We are creating data at an exponential rate. Yet, the data growth rate is not the biggest challenge for IT. The biggest challenge is that the need for useful information is growing faster than the data itself — providing a perfect storm for IT professionals and a business imperative to turn raw data into smart insights. To understand this challenge, I’d like to explore the history and evolution of big data complexity.

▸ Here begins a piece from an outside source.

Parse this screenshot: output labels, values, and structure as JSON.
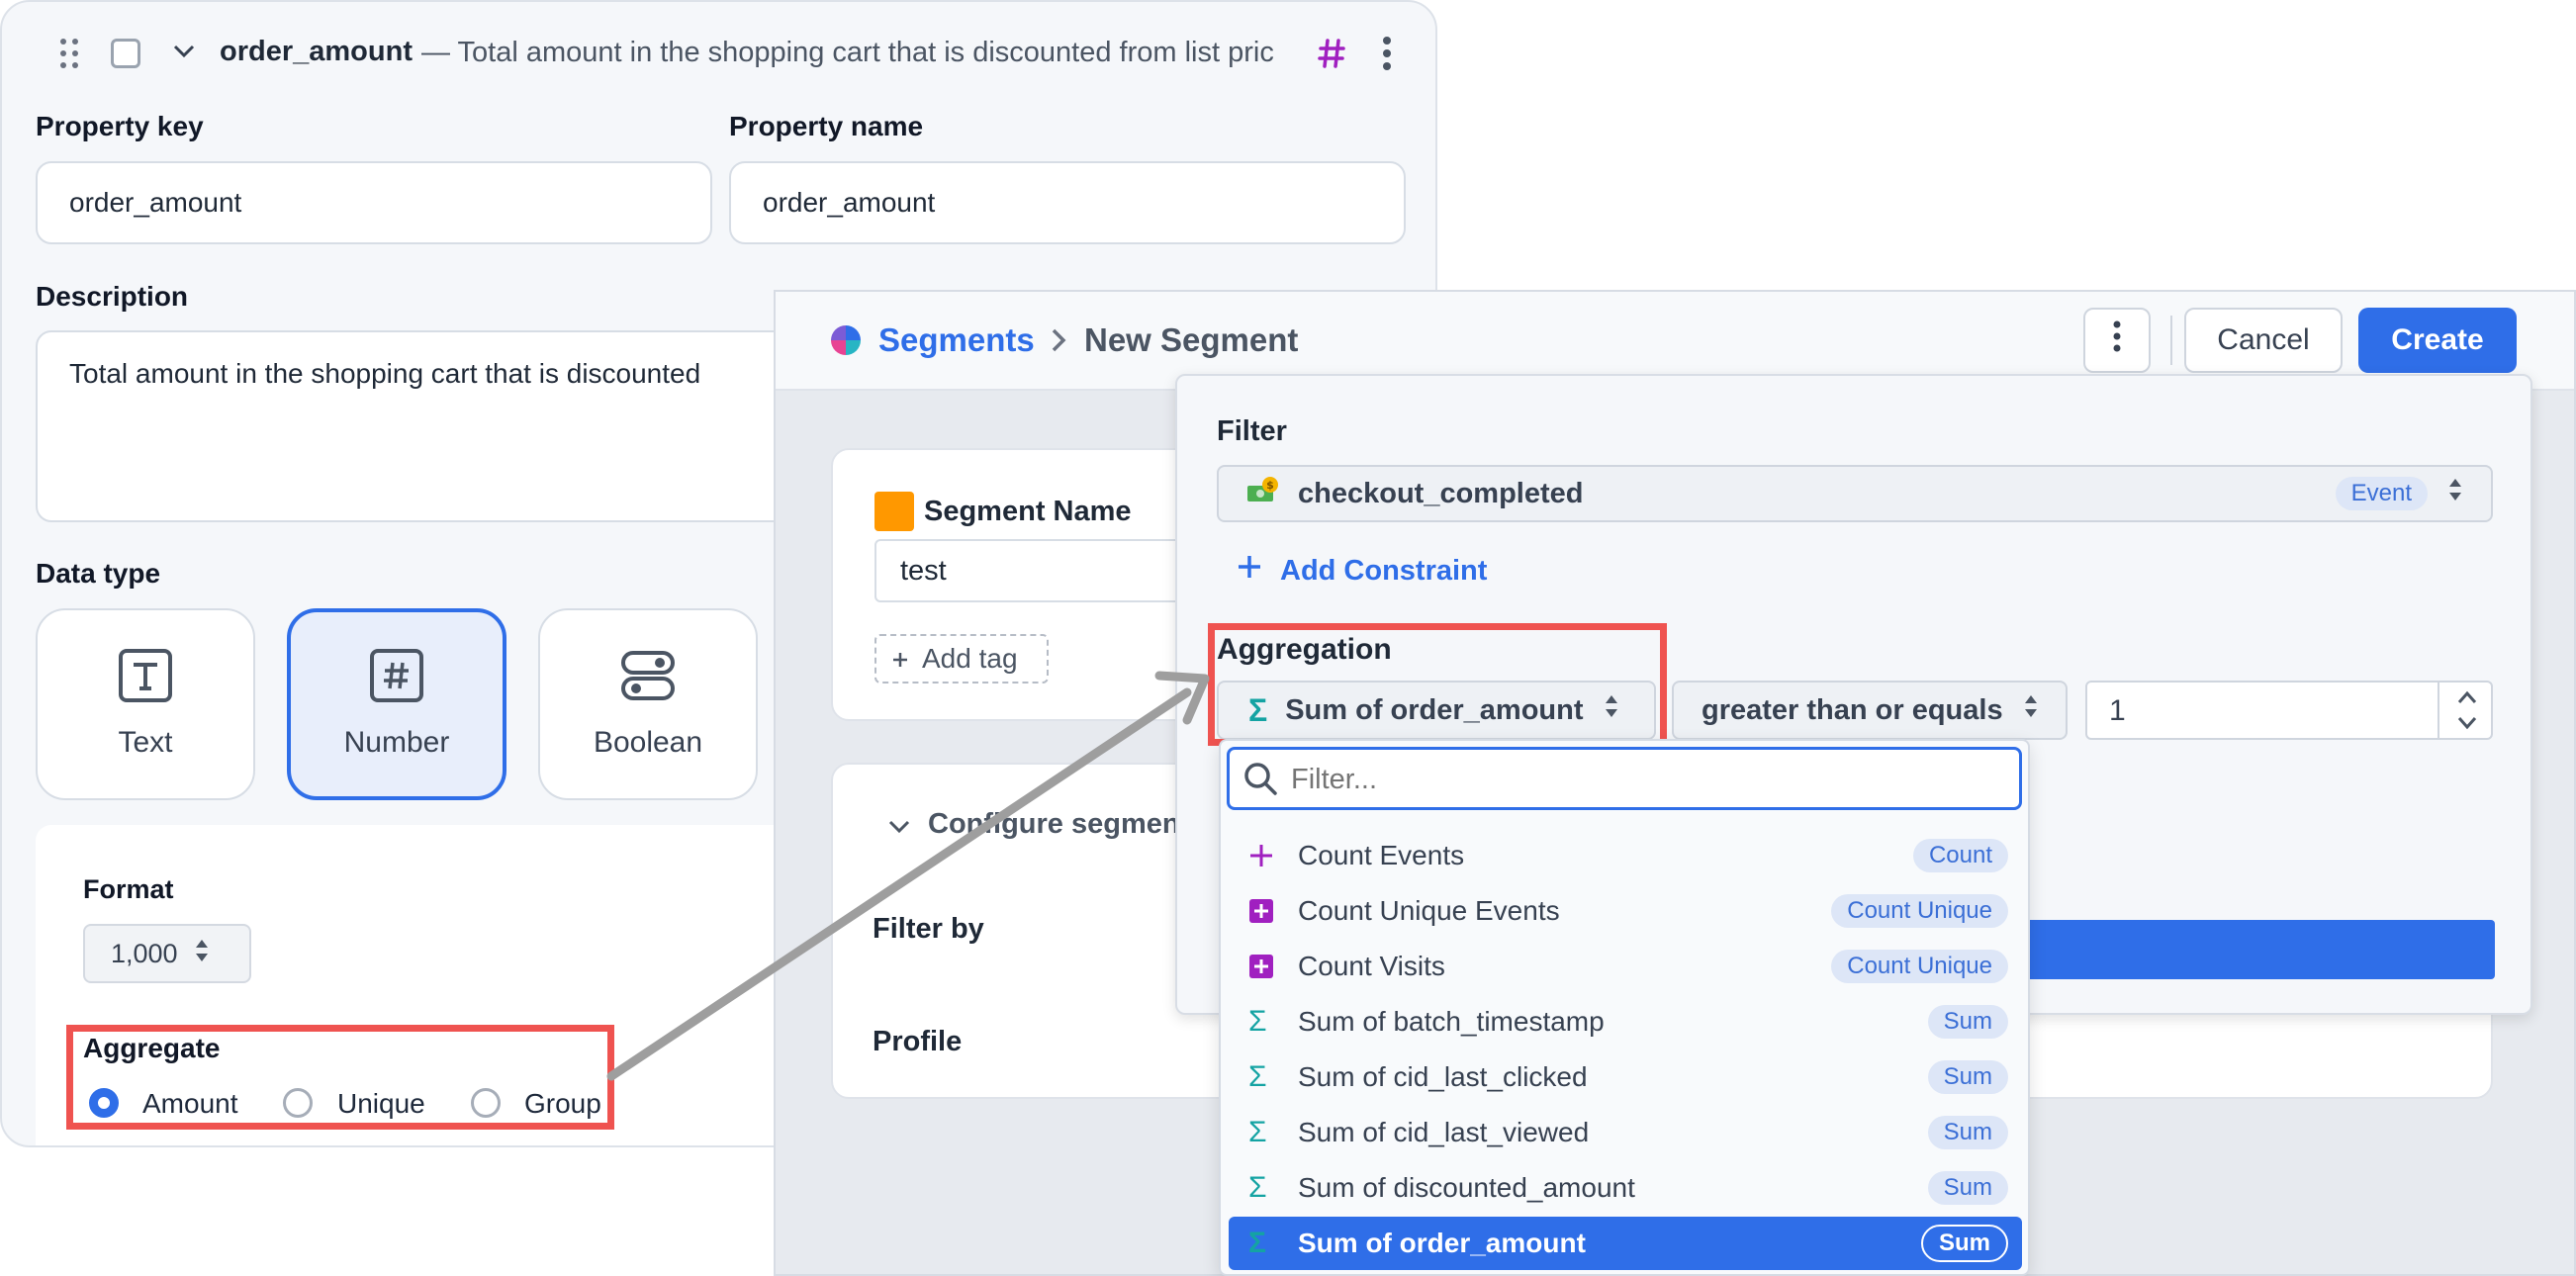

In 2001, Gartner analyst Doug Laney explained the initial challenges of big data in his 3Vs model. As time progressed, others have embraced the 3Vs model and incorporated two more areas of emphasis for big data analytics: veracity and value.
Ben Rossi does a nice job of articulating the impact of these five terms into one: smart data. “The purpose of smart data (veracity and value) is to filter out the noise and retain only the valuable data, which can be effectively used by the enterprise decision makers to solve business problems.”
Today, big data technology unfortunately isn’t meeting the needs of most businesses. There are two reasons. We should not be focused on the types of data, but the use case — business insights. And we must look far enough ahead in our use cases — trying to solve yesterday’s challenges and not just tomorrow’s. Michael Wu, chief scientist at Lithium Technologies, states that we are on a “maturity journey” when it comes to analytics and data visualizations. Understanding this evolution will help us better architect IT solutions today to extract the information and develop actionable insights for business decision makers.
There are three levels of analytics maturity that describe this progression:
- Descriptive analytics (what happened): A summary report of historical data, usually seen in a dashboard. Most enterprise analytics today fall into this category. An example includes a report of business data offering insights into an organization’s financials, sales, or inventory.
- Predictive analytics (what should happen): Makes predictions based on information that’s already available. An example includes financial services more accurately predicting future stock performance (noting that historical performance is not an indicator of future results).
- Prescriptive analytics (what you should do today): Analytics that not only predict the future but also deliver insights that allow you to decide today what path you should take to optimize your results. Google’s self-driving car is an example of prescriptive analytics, since the car needs to make decisions based on predictions of future outcomes. This is the use case that business leaders in a variety of industries are seeking and what’s driving the need for big data analytics.
Rossi’s concept of smart data enables intelligent insights when evaluated with a focus on prescriptive analytics. Wu summarizes nicely: “Big data technology won’t help you make bigger decisions … yet smart data can certainly help you make smarter decisions.”
Intel and Big Data Innovation
Extracting insights fast enough to support real-time business processes and decisions is critical, and companies are gathering, storing, and analyzing data they were never able to before. Intel understands the challenges and complexities facing IT professionals regarding the need to deliver high performance, cost-efficient big data solutions on a scalable, secure architecture.
As a result, Intel has joined forces with many industry leaders to enable enterprise solutions. SAP HANA, SAP Data Services, and SAP Business Objects provide solutions for real-time big data analytics using the Intel Distribution for Apache Hadoop software. Through these platforms, businesses can combine the performance of analytics with the scalability of Apache Hadoop, enabling a real-time analytics platform made to store, integrate, and analyze all business data.
Late last year, our CEO discussed a new Intel collaboration and equity investment with Cloudera aimed at bringing an enterprise-ready platform to the mainstream for impactful big data solutions.
The Big Data Maturity Journey
In summary, raw data is only useful when it’s used to add context-specific relevance, insights, and value to business operations. Smart data empowers the decision-making process by using analytics to achieve results that make sense to humans, not just machines. By making information actionable, we can make profitable decisions and solve problems in the process — and those are smart insights.